Understanding Timberland Investments
The benefits of timberland investments arise from the tendency for demand in wood and lumber products to rise over the long term and are not directly linked to market forces that can affect other investment instruments like stocks and bonds. Steady growth is one of the reasons why timberland is used to diversify a portfolio and as an inflation hedge.
Investors can take a position in timber by investing in timber ETFs (exchange-traded funds), which are comprised of many companies that own forests and produce timber-related products. Also, investors can invest in REITs (real estate investment trusts) that contain one owner of forested land and produce timber-related products.
Timberland investment instruments are primarily used by large institutional investors such as public and private pension funds whereby the two main underlying assets are tree farms and managed natural forests.
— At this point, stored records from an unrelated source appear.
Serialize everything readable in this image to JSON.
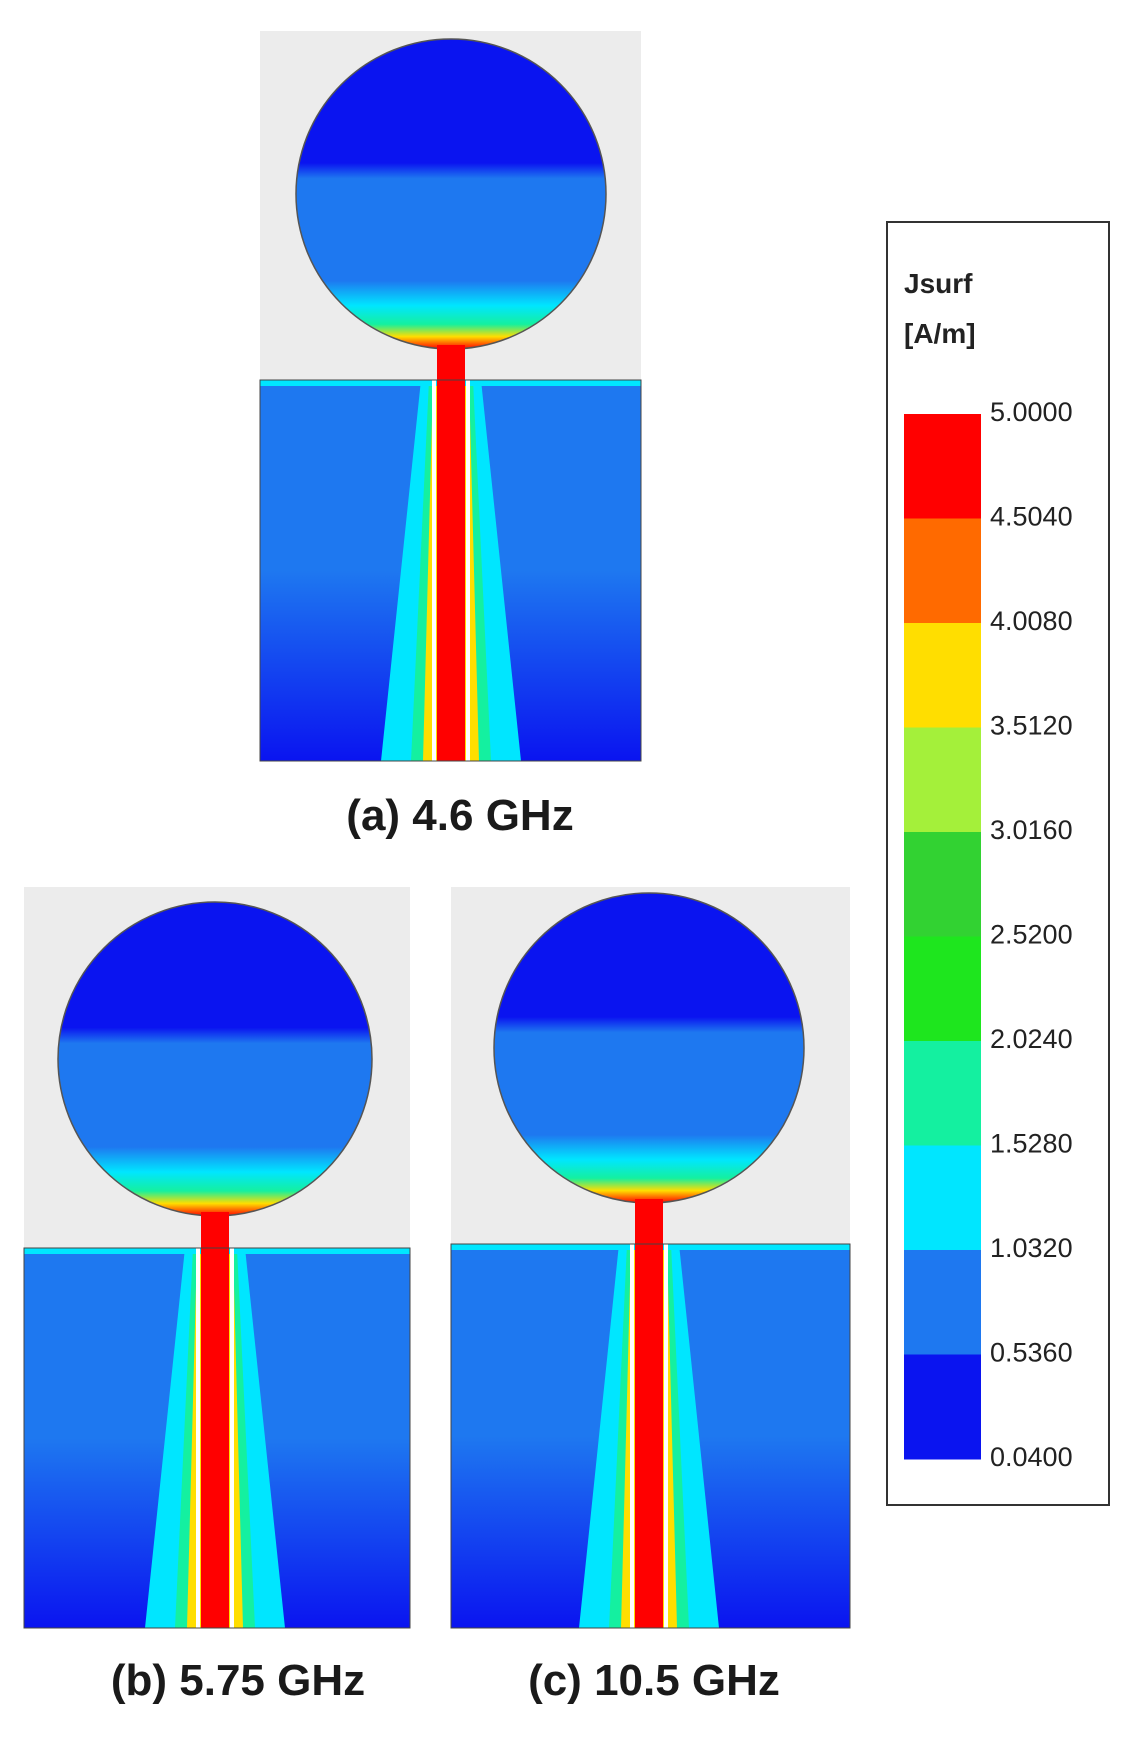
{
  "panels": [
    {
      "caption": "(a) 4.6 GHz"
    },
    {
      "caption": "(b) 5.75 GHz"
    },
    {
      "caption": "(c) 10.5 GHz"
    }
  ],
  "legend": {
    "title": [
      "Jsurf",
      "[A/m]"
    ],
    "levels": [
      {
        "label": "5.0000",
        "color": "#ff0000"
      },
      {
        "label": "4.5040",
        "color": "#ff6a00"
      },
      {
        "label": "4.0080",
        "color": "#ffde00"
      },
      {
        "label": "3.5120",
        "color": "#a4f03a"
      },
      {
        "label": "3.0160",
        "color": "#32d232"
      },
      {
        "label": "2.5200",
        "color": "#1ee61e"
      },
      {
        "label": "2.0240",
        "color": "#14f0a0"
      },
      {
        "label": "1.5280",
        "color": "#00e6ff"
      },
      {
        "label": "1.0320",
        "color": "#1e78f0"
      },
      {
        "label": "0.5360",
        "color": "#0a14f0"
      },
      {
        "label": "0.0400",
        "color": null
      }
    ]
  }
}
A Timber Investment Management Organization (TIMO) is a financial management group that aids institutional investors in managing their timberland investment portfolios. A TIMO acts as a broker for institutional clients to find, analyze and acquire investment properties that would best suit their clients.
Timberland is often seen as a good portfolio diversifier since it is not typically correlated with stocks and bonds and tends to be a good hedge against inflation.
Making a Profit with Timberland
Upward product class movement occurs when trees grow and mature over time, the number of applications for timber increases. For example, trees that are used to make paper typically take over ten years to grow before they can be used for paper products.
There are a few sources from which investors can earn a positive rate of return on a timber investment.
Biological Growth
Biological growth means that as trees grow, they increase in weight and density. As biological growth adds volume, the trees become more valuable on a per-ton basis as they can be used for larger and more unique projects, or else can produce more standard lumber per tree.
Land Appreciation
Land appreciation can occur if the timber is located on valuable real estate. For example, if the forested land is located near a populated area, the land could be converted to a golf course or shopping mall after the timber has been harvested.
Price Appreciation
Timber price appreciation can occur as demand for housing increases. Softwood is typically used in the construction of homes. As a result, an expansionary economy and housing market might lead to increases in timber since demand would be high for softwood.
Steady growth is one of the reasons why timberland is used to diversify a portfolio and as an inflation hedge.
Risks of a Timberland Investment
Timberland investments are not perfect investments meaning they are vulnerable to risks, which can include:
- Demand for lumber can fall during a recession, causing prices to fall in turn.
- Natural disasters can destroy the forestland eroding an investment.
- Housing market downturns can hurt demand for timber resulting in lower prices.
Real-World Examples of Timberland Investments
There are a number of ways to invest in timberland besides buying the land as an individual investor. Some of those investment vehicles include:
Guggenheim Timber (CUT) is an ETF that consists of over two dozen companies that produce timber products or own forestland. The dividend yield on this global timber fund is typically over 3% per year.
The iShares S&P Global Timber & Forestry Index ETF (WOOD) tracks the S&P Global Timber & Forestry Index and typically produces a dividend yield of over 2.5%.
Weyerhaeuser Company (WY) is a REIT that invests in forestland in order to manufacture, sell, and distribute forest products. Weyerhaeuser Co. is one of the largest owners of forestland in the world.